O evangelista apresenta o primeiro personagem de seu evangelho (v.4). Um tal João, cujo nome hebraico significa “Deus é Misericórdia (Deus é Graça)”, que batiza no deserto. Em João, o povo simples reconhece a vinda do profeta verdadeiro, esperado por quatro séculos. Por quatrocentos anos o povo viveu sem profetas, uma vez que as autoridades do templo haviam proibido o exercício da profecia em Israel, no pós-exílio, o que se pode verificar na profecia de Zacarias 13. O templo pretendeu abafar a profecia porque não a suportava. O evangelista apresenta esse homem vestido com pele de camelo, que se alimenta de gafanhotos e mel silvestre. É retratado como figura e símbolo do grande profeta do povo, Elias.

O evangelista sublinha o lugar geográfico do rio Jordão. Ele não é só uma localização espacial, mas um lugar teológico também. Na tradição do Pentatêuco, o Jordão era tido como o último lugar de travessia por onde o povo teria que passar para entrar e  conquistar a terra prometida. Mas a localização que Marcos oferece indica o Batista realizando seu batismo estando na margem do lado de Jerusalém, ou seja, o caminho contrário. De modo que, ao passar pelo batismo de João, cruza do o Jordão, as pessoas teriam a sua frente o deserto. Indo, portanto, na direção oposta à capital, que, na tradição religiosa é o lugar sagrado, a terra prometida. É uma forma de se dizer que aquela terra de promessa havia se transformado numa terra de escravidão, da qual se deve sair. Para escutar e acolher o Senhor que vêm, se faz necessário romper com que é antigo, com os empecilhos e obstáculos que impedem a experiência com a Boa Nova de Jesus.

Mas, de verdade, o que faz João; ou, de outro modo, o que não faz? O que ele faz é explicitado no v.8a: “Eu vos batizei com água”. Ou seja, o batizador é um instrumento para a mudança de vida e de mentalidade. O que ele não pode fazer é outra coisa: batizar com o Espírito Santo. Ou seja, ele não comunica o dinamismo de vida de Deus que é capaz de fazer com que o ser humano viva esta nova realidade iniciada pela conversão e pelo perdão dos pecados. Esta será, portanto, a missão de Jesus, que é aquele que batizará com o Espírito Santo, inserindo o homem e a mulher no horizonte da vida mesma de Deus, e este será o anúncio feito por Jesus.
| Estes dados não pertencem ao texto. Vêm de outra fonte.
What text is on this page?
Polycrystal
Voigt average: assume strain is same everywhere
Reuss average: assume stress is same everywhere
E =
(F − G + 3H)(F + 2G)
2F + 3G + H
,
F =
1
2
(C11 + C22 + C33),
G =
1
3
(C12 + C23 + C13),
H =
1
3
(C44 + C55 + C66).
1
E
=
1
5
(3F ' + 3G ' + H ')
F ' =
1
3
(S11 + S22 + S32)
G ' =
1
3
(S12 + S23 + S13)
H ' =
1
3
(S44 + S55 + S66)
O evangelho deste segundo domingo do advento nos dá três lições-atitudes que devemos procurar assimilar. Escutar a voz: ela orienta, segundo o texto de hoje, a acabar com todas as dificuldades, a deixar um caminho livre e aberto, para que Ele possa chegar. Chegará na estrada que cada homem e mulher se propõe a preparar. Na verdade, Ele vem ao encontro nesta estrada. No caminho que deixamos prontos para encontrarmos com Ele, ou seja, a atitude do “aplainar/preparar os caminhos”. A fim de se acolher o convite à conversão, que é atitude interior da mudança de mentalidade e de vida. Só assim se pode participar (mergulhar) na vida e da missão Daquele que batiza com o Espírito Santo, o qual nos insere na vida e no horizonte todo de Deus.

Nossos ouvidos estão atentos a este apelo? Que caminho/estrada temos preparado para o Senhor que vem; e que via podemos a ele apresentar como lugar de encontro entre ele e nós?

 

Pe. João Paulo Sillio.

Santuário São Judas Tadeu, Avaré/Arquidiocese de Botucatu-SP.